Рядом с идеей смерти в «Хагакурэ» стоит доблесть. Как следует из описания боевых подвигов самураев Набэсима, доблесть должна быть в натуре любого воина. Высшей доблестью самурая, как следует из «Хагакурэ, является преданность господину. Не будь беспрекословной преданности, считали составители этой книги, не было бы никаких других добродетелей. На преданности господину в Японии воспитались многие поколения людей. Преданность, как и все другие добродетели, основана на чувстве чести.
«Хагакурэ» поучает: «Вы можете потерять свою жизнь, но честь — никогда». Воинов призывали строго хранить свое «доброе имя». Слово самурая ценилось без всяких письменных гарантий. Самураи не давали никаких клятв — это считалось унижением их чести. Такое понимание чести сказалось на основном словарном фонде японского языка. Нитобэ Инадзо считает, что в японском языке нет слова «ложь»; слово у со употребляется как отрицание правдивости (макото) или факта (хонто) (цит. по [162,с. 34]).

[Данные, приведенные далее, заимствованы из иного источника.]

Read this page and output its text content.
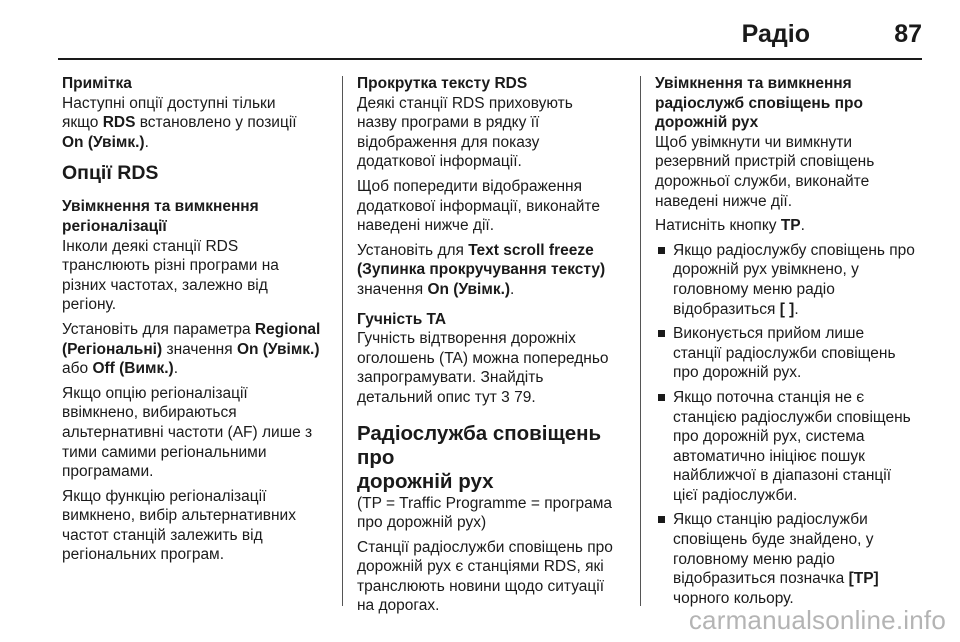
Радіо	87
Примітка
Наступні опції доступні тільки
якщо RDS встановлено у позиції
On (Увімк.).
Опції RDS
Увімкнення та вимкнення
регіоналізації

Інколи деякі станції RDS
транслюють різні програми на
різних частотах, залежно від
регіону.

Установіть для параметра Regional
(Регіональні) значення On (Увімк.)
або Off (Вимк.).

Якщо опцію регіоналізації
ввімкнено, вибираються
альтернативні частоти (AF) лише з
тими самими регіональними
програмами.

Якщо функцію регіоналізації
вимкнено, вибір альтернативних
частот станцій залежить від
регіональних програм.

Прокрутка тексту RDS

Деякі станції RDS приховують
назву програми в рядку її
відображення для показу
додаткової інформації.

Щоб попередити відображення
додаткової інформації, виконайте
наведені нижче дії.

Установіть для Text scroll freeze
(Зупинка прокручування тексту)
значення On (Увімк.).

Гучність TA

Гучність відтворення дорожніх
оголошень (TA) можна попередньо
запрограмувати. Знайдіть
детальний опис тут 3 79.

Радіослужба сповіщень про
дорожній рух

(TP = Traffic Programme = програма
про дорожній рух)

Станції радіослужби сповіщень про
дорожній рух є станціями RDS, які
транслюють новини щодо ситуації
на дорогах.

Увімкнення та вимкнення
радіослужб сповіщень про
дорожній рух

Щоб увімкнути чи вимкнути
резервний пристрій сповіщень
дорожньої служби, виконайте
наведені нижче дії.

Натисніть кнопку TP.

Якщо радіослужбу сповіщень про
дорожній рух увімкнено, у
головному меню радіо
відобразиться [ ].
Виконується прийом лише
станції радіослужби сповіщень
про дорожній рух.
Якщо поточна станція не є
станцією радіослужби сповіщень
про дорожній рух, система
автоматично ініціює пошук
найближчої в діапазоні станції
цієї радіослужби.
Якщо станцію радіослужби
сповіщень буде знайдено, у
головному меню радіо
відобразиться позначка [TP]
чорного кольору.
carmanualsonline.info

Согласно «Хагакурэ», честь не приходит к воину как дар неба, это чувство надо воспитать, а для этого надо работать над собой. В связи с этим «Хагакурэ» дает вполне определенные советы, как воспитывать в себе нужные качества. Самурай обязан был самосовершенствоваться, закалять дух и тело. Военный человек, поучает «Хагакурэ», никогда не должен обнаруживать свои внутренние переживания. Его личные потребности должны быть максимально урезаны. На людях же он должен появляться в приличном виде, поддерживая честь своего господина.
Книга «Хагакурэ» состоит из одиннадцати частей, поделенных на 130 небольших разделов. Большую часть книги занимают рассуждения самурая Цунэмото. Они перемежаются повествованиями о различных событиях или описаниями добродетелей правителей клана Набэсима. Эти рассуждения, повествования и описания считаются эталоном самурайской чести, совести, долга, мудрости. Скрытый смысл всего этого составляет психологию бусидо.
Корни бусидо следует искать в догмах конфуцианства, буддизма и синтоизма. Конфуцианство является морально-этической основой бусидо. Буддизм воспитал у последователей бусидо равнодушие к смерти. Однако подлинное основание бусидо покоится на синтоистских культах природы и предков, взрастивших у японцев особое чувство принадлежности к японской нации.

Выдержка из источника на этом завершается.